The conglomerate's lawyers will argue that position before the Supreme Court starting October 10, a move that could potentially delay the Black Sand bid which is open to October 18.
Lascelles wants the court to instruct the FSC that a revised proposal issued by Black Sand earlier this month is still non-compliant. This, in turn, would require the issuance of a third proposal and consequently delay the release of the Lascelles directors' official response to the offer.
"In the interest of time we will take the FSC to court, but it was not our first choice," Lascelles company secretary Jane George told Wednesday Business in an interview Tuesday. The FSC regulates financial institutions and overseas mergers and takeovers.
"We are going to court on October 10 and the court will hear the arguments of non-compliance," George said.
Lascelles has been challenging the validity of the revised proposal made by Black Sand through an appeals tribunal at the FSC since last week.
Lascelles contends that Black Sand stilllacks proof of funding but the FSC viewed the revised proposal as compliant. The tribunal wrapped up Tuesday with both parties opting to hear arguments in court, according to George.
"The FSC wrote a letter to the FSC tribunal which brought up the point that the tribunal was not the proper place to hear these arguments," said George. Calls to FSC for clarity went unanswered up to press time.
George rejected the view that Lascelles was stalling the release of its official response to Black Sand.

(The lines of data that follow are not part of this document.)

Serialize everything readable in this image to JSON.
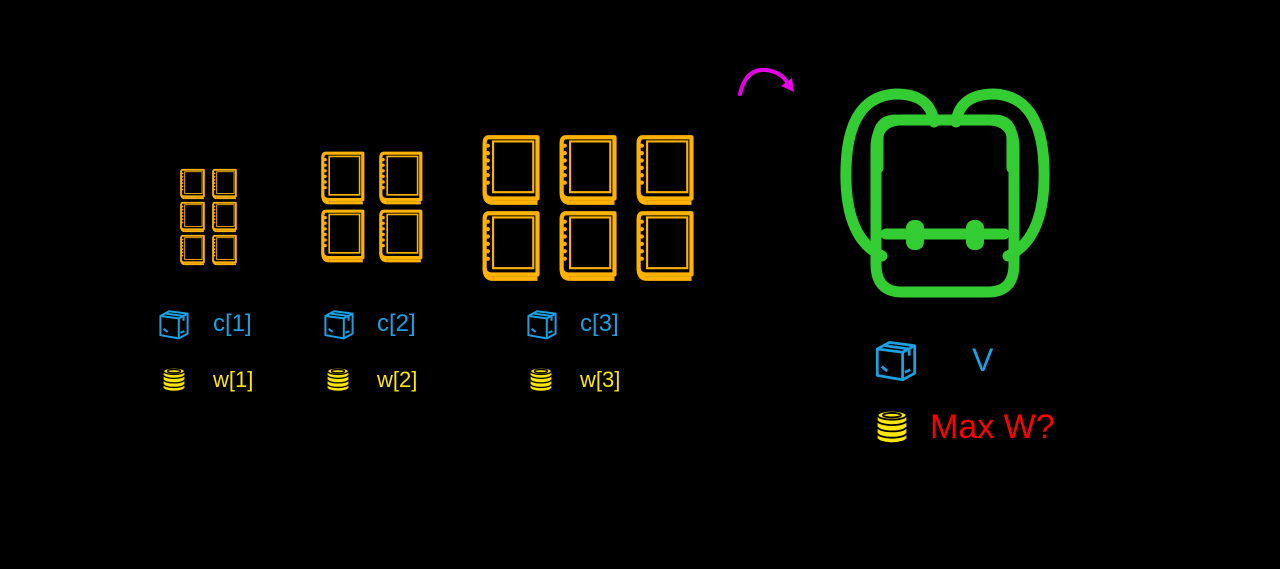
{
  "colors": {
    "background": "#000000",
    "book": "#FFB300",
    "box": "#1BA1E2",
    "coins": "#FFE600",
    "backpack": "#33CC33",
    "arrow": "#E600E6",
    "question": "#FF0000"
  },
  "icons": {
    "item": "book-icon",
    "cost": "box-icon",
    "weight": "coin-stack-icon",
    "knapsack": "backpack-icon",
    "move": "curved-arrow-icon"
  },
  "groups": [
    {
      "cost_label": "c[1]",
      "weight_label": "w[1]",
      "book_count": 6
    },
    {
      "cost_label": "c[2]",
      "weight_label": "w[2]",
      "book_count": 4
    },
    {
      "cost_label": "c[3]",
      "weight_label": "w[3]",
      "book_count": 6
    }
  ],
  "knapsack": {
    "capacity_label": "V",
    "question_label": "Max W?"
  }
}
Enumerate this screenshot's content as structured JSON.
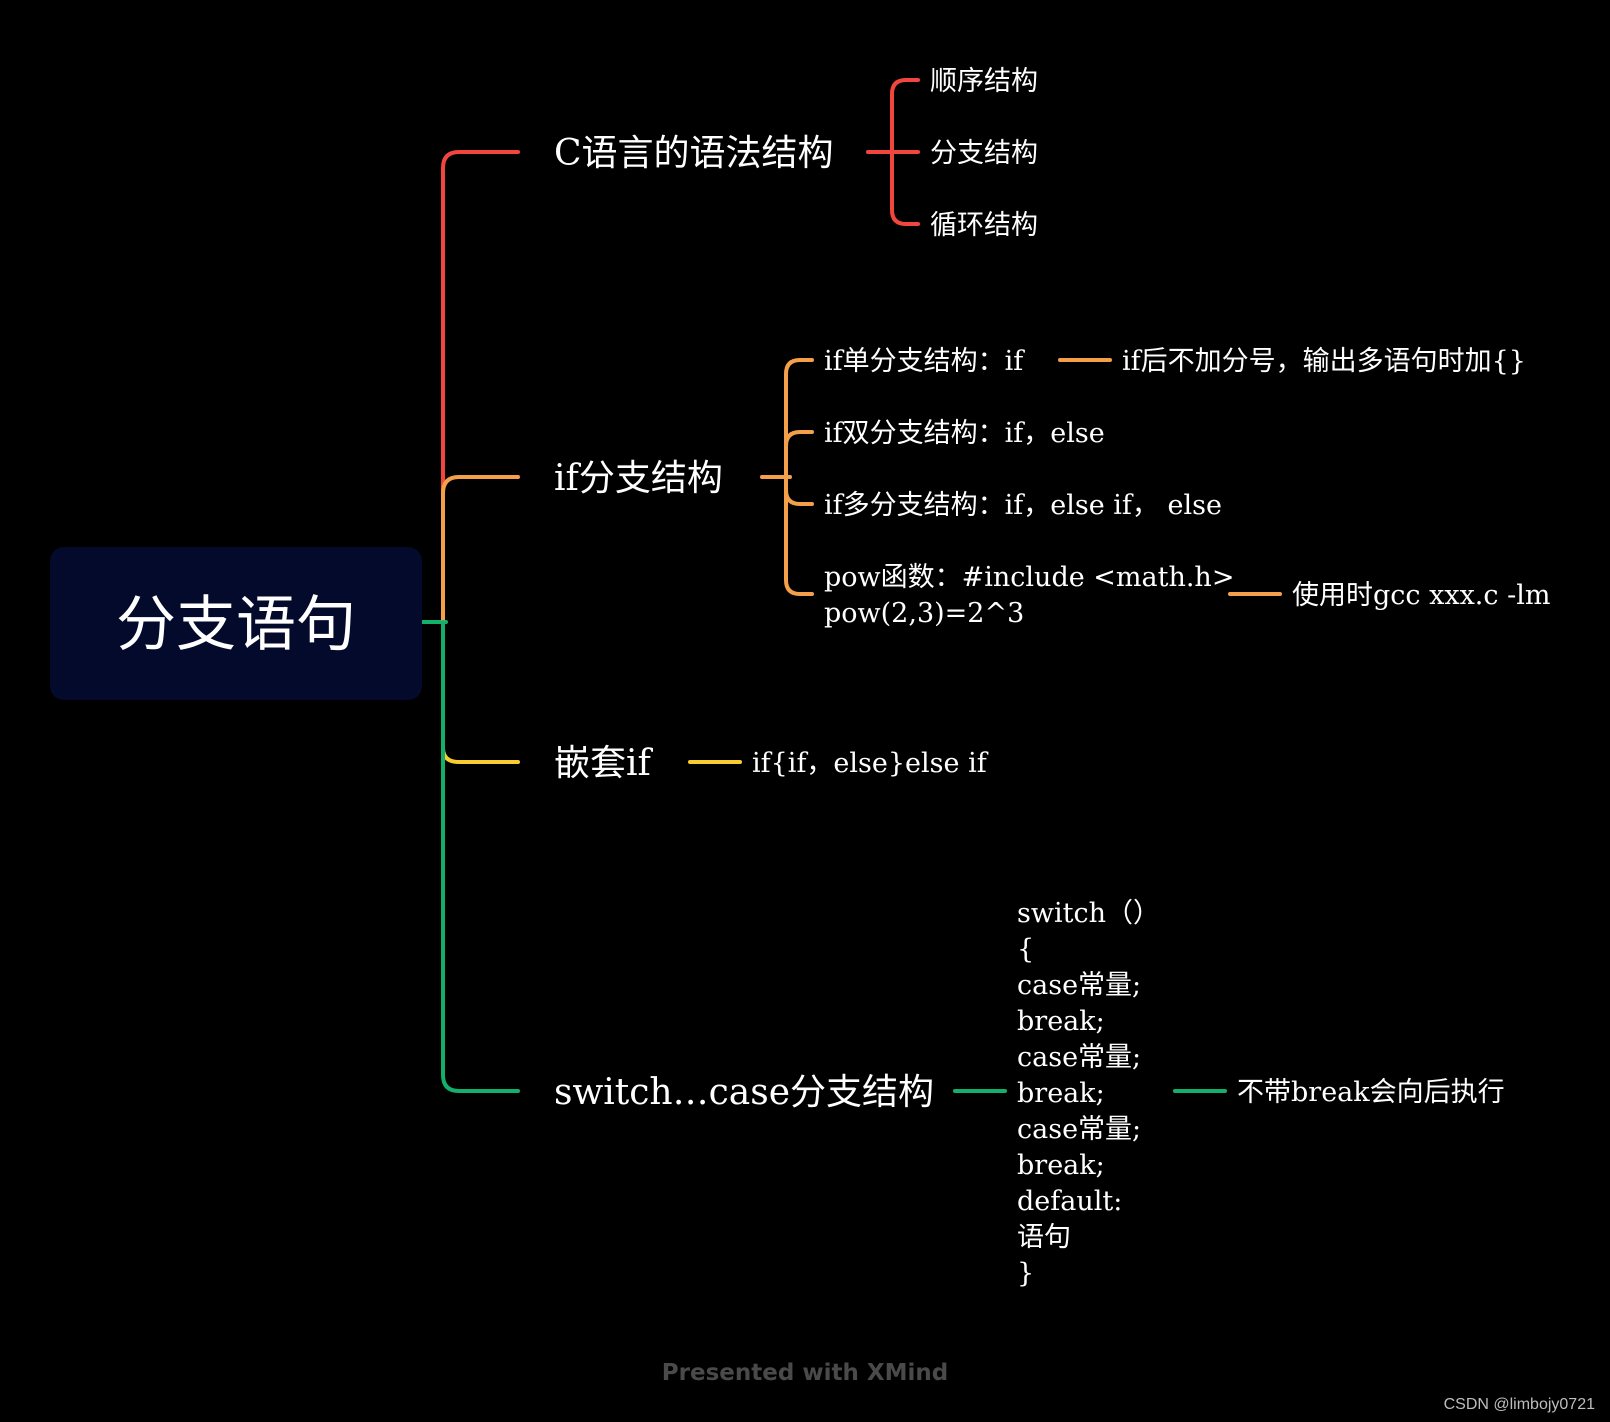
{
  "colors": {
    "background": "#000000",
    "root_fill": "#040a2c",
    "red": "#f2453d",
    "orange": "#f4a04a",
    "yellow": "#f7cd2f",
    "green": "#12b06b"
  },
  "root": {
    "label": "分支语句"
  },
  "branches": [
    {
      "label": "C语言的语法结构",
      "children": [
        {
          "label": "顺序结构"
        },
        {
          "label": "分支结构"
        },
        {
          "label": "循环结构"
        }
      ]
    },
    {
      "label": "if分支结构",
      "children": [
        {
          "label": "if单分支结构：if",
          "note": "if后不加分号，输出多语句时加{}"
        },
        {
          "label": "if双分支结构：if，else"
        },
        {
          "label": "if多分支结构：if，else if， else"
        },
        {
          "lines": [
            "pow函数：#include <math.h>",
            "pow(2,3)=2^3"
          ],
          "note": "使用时gcc xxx.c -lm"
        }
      ]
    },
    {
      "label": "嵌套if",
      "children": [
        {
          "label": "if{if，else}else if"
        }
      ]
    },
    {
      "label": "switch…case分支结构",
      "code_lines": [
        "switch（）",
        "{",
        "case常量;",
        "break;",
        "case常量;",
        "break;",
        "case常量;",
        "break;",
        "default:",
        "语句",
        "}"
      ],
      "note": "不带break会向后执行"
    }
  ],
  "footer": {
    "text": "Presented with XMind"
  },
  "watermark": {
    "text": "CSDN @limbojy0721"
  }
}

"We already have a directors defence circular drafted," she said. "Lascelles is not trying to delay but we do not feel the offer is properly compliant."
The FSC previously set a September 21 deadline for the release of the directors' circular, according to the FSC notice.
Black Sand previously said it received equity commitments from a group of investors led by United States-based Octavian Special Master Fund LP and Kingston-based Pan-Jamaican Investment Trust. Wednesday Business estimates the offer at some US$370 million (J$31.9 billion), which amounts to roughly half the price paid to acquire Lascelles by the Trinidad-based CL Financial Group three years ago.
Lascelles said last month that the original Black Sand proposal was undervalued, lacked evidence of capital, and could strip the group of its profitable Appleton Rum brand. Consequently, it advised shareholders to hold on to their shares until further notice. Lascelles required Black Sand to submit an amended bid proposal in accordance with what it described as regulatory guidelines. Black Sand responded by clarifying that the 74.26 million Carreras shares held by Lascelles was not put up for sale as claimed, while extending the US$3.86 per share offer deadline initially by a month, from September 19 to October 18.
Black Sand, a group of investors led by former Lascelles managing director William McConnell, has bid for not less than 90 per cent of Lascelles' ordinary shares and 100 per cent of the two preference stocks. Black Sand said it intends to stabilise the operations of Lascelles and its subsidiaries.
The Trinidad government, through the bailed-out CL Financial Group, owns 87 per cent of Lascelles but controls 92 per cent of the voting rights.